PŚ w Wiśle: Polacy po kwalifikacjach

Aktualizacja: 13 kwi 2023, 07:49
23 lis 2019, 07:24

Polscy skoczkowie narciarscy odnieśli się do występu w piątkowych kwalifikacjach, które zainaugurowały zimowy sezon 2019/2020. 

Z perspektywy dzisiejszego dnia najbardziej ciekawi nas opinia Jakuba Wolnego, który znalazł się w składzie na sobotnie zmagania zespołowe.

Tęskniłem za tą atmosferą. Chciałem skoncentrować się na swoich zadaniach, co mi się udało. Zeskok jest nieprzyjemny, ale siedząc na belce nie można myśleć o takich rzeczach – mówi Jakub Wolny.

Mistrz świata juniorów z 2014 roku zdradził nad czym pracuje na początku sezonu.

Przed inauguracją nie skakało mi się dobrze. Problem był przy starcie z belki, co udało mi się poprawić – mówił krótko.
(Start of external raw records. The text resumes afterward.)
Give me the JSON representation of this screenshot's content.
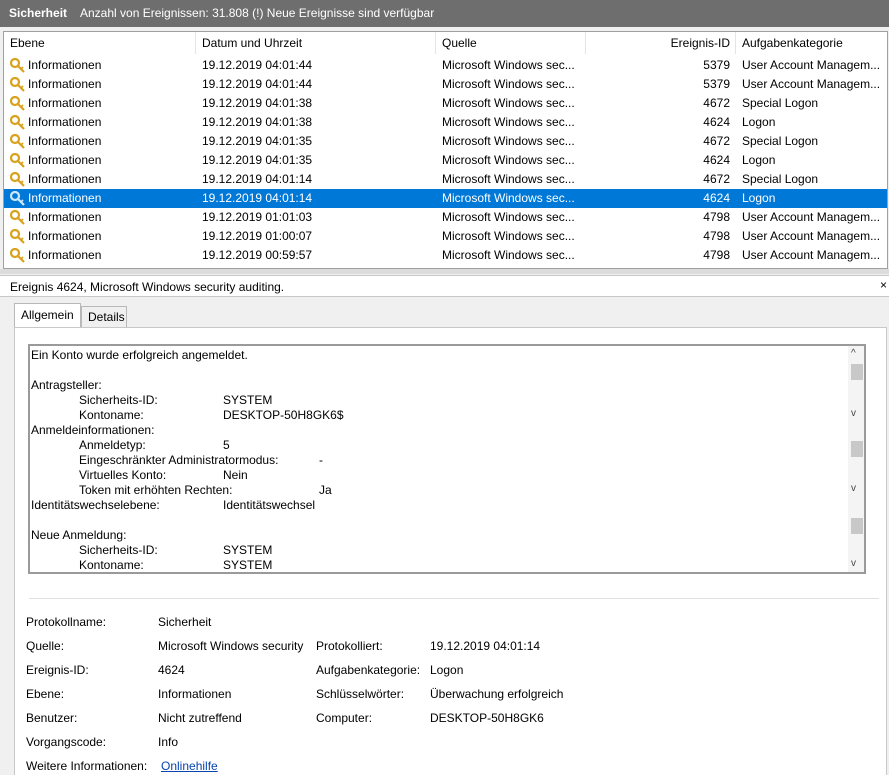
{
  "header": {
    "title": "Sicherheit",
    "status": "Anzahl von Ereignissen: 31.808 (!) Neue Ereignisse sind verfügbar"
  },
  "columns": [
    "Ebene",
    "Datum und Uhrzeit",
    "Quelle",
    "Ereignis-ID",
    "Aufgabenkategorie"
  ],
  "rows": [
    {
      "level": "Informationen",
      "date": "19.12.2019 04:01:44",
      "source": "Microsoft Windows sec...",
      "id": "5379",
      "category": "User Account Managem..."
    },
    {
      "level": "Informationen",
      "date": "19.12.2019 04:01:44",
      "source": "Microsoft Windows sec...",
      "id": "5379",
      "category": "User Account Managem..."
    },
    {
      "level": "Informationen",
      "date": "19.12.2019 04:01:38",
      "source": "Microsoft Windows sec...",
      "id": "4672",
      "category": "Special Logon"
    },
    {
      "level": "Informationen",
      "date": "19.12.2019 04:01:38",
      "source": "Microsoft Windows sec...",
      "id": "4624",
      "category": "Logon"
    },
    {
      "level": "Informationen",
      "date": "19.12.2019 04:01:35",
      "source": "Microsoft Windows sec...",
      "id": "4672",
      "category": "Special Logon"
    },
    {
      "level": "Informationen",
      "date": "19.12.2019 04:01:35",
      "source": "Microsoft Windows sec...",
      "id": "4624",
      "category": "Logon"
    },
    {
      "level": "Informationen",
      "date": "19.12.2019 04:01:14",
      "source": "Microsoft Windows sec...",
      "id": "4672",
      "category": "Special Logon"
    },
    {
      "level": "Informationen",
      "date": "19.12.2019 04:01:14",
      "source": "Microsoft Windows sec...",
      "id": "4624",
      "category": "Logon",
      "selected": true
    },
    {
      "level": "Informationen",
      "date": "19.12.2019 01:01:03",
      "source": "Microsoft Windows sec...",
      "id": "4798",
      "category": "User Account Managem..."
    },
    {
      "level": "Informationen",
      "date": "19.12.2019 01:00:07",
      "source": "Microsoft Windows sec...",
      "id": "4798",
      "category": "User Account Managem..."
    },
    {
      "level": "Informationen",
      "date": "19.12.2019 00:59:57",
      "source": "Microsoft Windows sec...",
      "id": "4798",
      "category": "User Account Managem..."
    }
  ],
  "detail": {
    "header": "Ereignis 4624, Microsoft Windows security auditing.",
    "close": "×",
    "tabs": [
      "Allgemein",
      "Details"
    ],
    "description": [
      {
        "indent": 0,
        "label": "Ein Konto wurde erfolgreich angemeldet.",
        "value": ""
      },
      {
        "indent": 0,
        "label": "",
        "value": ""
      },
      {
        "indent": 0,
        "label": "Antragsteller:",
        "value": ""
      },
      {
        "indent": 1,
        "label": "Sicherheits-ID:",
        "value": "SYSTEM"
      },
      {
        "indent": 1,
        "label": "Kontoname:",
        "value": "DESKTOP-50H8GK6$"
      },
      {
        "indent": 0,
        "label": "Anmeldeinformationen:",
        "value": ""
      },
      {
        "indent": 1,
        "label": "Anmeldetyp:",
        "value": "5"
      },
      {
        "indent": 1,
        "label": "Eingeschränkter Administratormodus:",
        "value": "-",
        "wide": true
      },
      {
        "indent": 1,
        "label": "Virtuelles Konto:",
        "value": "Nein"
      },
      {
        "indent": 1,
        "label": "Token mit erhöhten Rechten:",
        "value": "Ja",
        "wide": true
      },
      {
        "indent": 0,
        "label": "Identitätswechselebene:",
        "value": "Identitätswechsel"
      },
      {
        "indent": 0,
        "label": "",
        "value": ""
      },
      {
        "indent": 0,
        "label": "Neue Anmeldung:",
        "value": ""
      },
      {
        "indent": 1,
        "label": "Sicherheits-ID:",
        "value": "SYSTEM"
      },
      {
        "indent": 1,
        "label": "Kontoname:",
        "value": "SYSTEM"
      }
    ],
    "scroll_arrows": [
      "^",
      "v"
    ],
    "properties": {
      "protokollname_label": "Protokollname:",
      "protokollname": "Sicherheit",
      "quelle_label": "Quelle:",
      "quelle": "Microsoft Windows security",
      "protokolliert_label": "Protokolliert:",
      "protokolliert": "19.12.2019 04:01:14",
      "ereignisid_label": "Ereignis-ID:",
      "ereignisid": "4624",
      "kategorie_label": "Aufgabenkategorie:",
      "kategorie": "Logon",
      "ebene_label": "Ebene:",
      "ebene": "Informationen",
      "schluessel_label": "Schlüsselwörter:",
      "schluessel": "Überwachung erfolgreich",
      "benutzer_label": "Benutzer:",
      "benutzer": "Nicht zutreffend",
      "computer_label": "Computer:",
      "computer": "DESKTOP-50H8GK6",
      "vorgang_label": "Vorgangscode:",
      "vorgang": "Info",
      "weitere_label": "Weitere Informationen:",
      "weitere": "Onlinehilfe"
    }
  },
  "colors": {
    "selection": "#0078d7",
    "titlebar": "#6e6e6e",
    "key": "#d8a21c"
  }
}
Mój skok był trochę przesadzony do przodu. Musiałem awaryjnie lądować, ale jest kwalifikacja, więc jestem zadowolony – komentuje Paweł Wąsek, który pewnie awansował do niedzielnego konkursu.

Do pierwszego w tym sezonie indywidualnego konkursu awansował też Stefan Hula, który mimo gorszej formy w poprzednim sezonie zdołał zachować miejsce w kadrze A.

Skok kwalifikacyjny był na miarę dobrym poziomie. Chciałem coś przetestować, ale to nie zadziałało. Stać mnie na więcej, ale to dopiero początek. Nie ma co szukać nowych rozwiązań, tylko iść obraną ścieżką. W skoku eliminacyjnym wylądowało mi się całkiem fajnie, ale nie ma co mówić, że jest super. Nie da się przy takiej temperaturze zrobić idealnego zeskoku – mówi brązowy medalista drużynowego konkursu na IO w Pjongczang.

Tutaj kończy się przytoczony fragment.